Hepburn might be the key to finally figuring out exactly how queer we can consider Cukor’s work. He directed the star in his first ever film, 1932’s “A Bill of Divorcement.” It was the first of ten films that they would make together, the last of which was 1979’s “The Corn Is Green.” Few actresses fit the mold of the androgynous, charismatic object of closeted gay male identification more than Hepburn, and few of her films are more willfully playful with gender than those directed by Cukor.
In 1935, the pair tried to capitalize on that androgyny in a surprisingly explicit way. “Sylvia Scarlett” is the story of a young woman on the run with her father, fleeing creditors in Paris. In their escape she disguises herself as a boy, and maintains the ruse for most of the film. This gets complicated when she meets con man Jimmy Monkley (Cary Grant), proud womanizer. Then she falls in love with a painter, played by Brian Aherne. It has some dangerous moments, particularly when Aherne’s artist begins to notice Sylvia’s charms while she’s still known to him as Sylvester. Its fluidity might seem tame compared to contemporary films, but for the 1930s this was quite something. It was also a total flop at the box office and a temporary disaster for both Hepburn and Cukor’s careers.
If their intention had been to address questions of forbidden sexuality, they must have been crestfallen but perhaps unsurprised when it didn’t end well. They would never push the envelope so far again. Yet later on, with the help of Spencer Tracy and screenwriters Ruth Gordon and Garson Kanin, they would tackle gender politics within the safety of heterosexuality. “Adam’s Rib” is nothing if not a feisty assertion of controversial ideas, which haven’t quite lost their luster after six decades.
The Hepburn films show that Cukor’s leading ladies were more than a simple conduit with which he could express his repressed femininity. He didn’t live a repressed life, after all, though most of America was ignorant of his Sunday pool parties. Rather, he was an active author participant, shaping films around the career-best work he got from his actors. Many of these performances would become iconic, and some of them even specifically iconic to the gay community. To watch “A Star Is Born” and think that this is anything less than the conscious, complicated work of a wise and ambitious director would be absurd.

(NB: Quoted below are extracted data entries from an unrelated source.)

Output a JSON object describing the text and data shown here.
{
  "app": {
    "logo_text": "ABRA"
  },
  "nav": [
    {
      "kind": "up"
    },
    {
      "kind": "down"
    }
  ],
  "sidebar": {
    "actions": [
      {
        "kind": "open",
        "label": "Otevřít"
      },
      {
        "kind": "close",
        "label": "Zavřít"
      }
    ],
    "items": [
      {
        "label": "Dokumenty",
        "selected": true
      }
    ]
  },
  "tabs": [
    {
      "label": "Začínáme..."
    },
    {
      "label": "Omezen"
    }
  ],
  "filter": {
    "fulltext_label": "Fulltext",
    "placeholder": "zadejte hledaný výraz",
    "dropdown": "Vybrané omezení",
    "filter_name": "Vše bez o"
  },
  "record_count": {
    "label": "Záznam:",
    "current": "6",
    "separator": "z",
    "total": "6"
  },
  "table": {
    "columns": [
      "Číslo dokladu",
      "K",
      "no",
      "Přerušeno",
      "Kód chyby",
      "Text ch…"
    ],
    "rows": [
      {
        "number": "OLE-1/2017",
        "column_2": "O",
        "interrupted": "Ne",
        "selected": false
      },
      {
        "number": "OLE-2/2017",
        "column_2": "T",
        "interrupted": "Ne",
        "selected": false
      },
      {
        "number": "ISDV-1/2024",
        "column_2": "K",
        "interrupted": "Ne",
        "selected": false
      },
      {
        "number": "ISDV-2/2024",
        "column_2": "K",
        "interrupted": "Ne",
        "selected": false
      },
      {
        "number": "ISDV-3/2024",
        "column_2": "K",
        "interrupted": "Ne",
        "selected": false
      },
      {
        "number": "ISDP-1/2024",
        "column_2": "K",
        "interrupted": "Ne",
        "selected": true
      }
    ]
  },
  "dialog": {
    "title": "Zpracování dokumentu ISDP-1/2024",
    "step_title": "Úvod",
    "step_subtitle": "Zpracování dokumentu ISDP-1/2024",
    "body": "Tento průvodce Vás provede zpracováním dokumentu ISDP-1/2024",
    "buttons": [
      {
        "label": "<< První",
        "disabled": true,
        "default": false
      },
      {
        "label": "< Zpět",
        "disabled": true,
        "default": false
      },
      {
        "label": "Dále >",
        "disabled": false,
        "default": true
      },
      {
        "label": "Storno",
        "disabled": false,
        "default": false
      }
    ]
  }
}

As to whether these films have a “gay sensibility,” such a concept is harder to articulate. Yet there’s plenty of evidence in Cukor’s filmography that he worked to engage with ideas of gender and sexuality, even if it was to mixed popular success. And what is our role now, well after even “The Celluloid Closet,” if not to look back at Cukor’s works, even the forgotten ones, with a set of queer eyes? He’d probably find the whole thing a bit silly, but that shouldn’t stop us.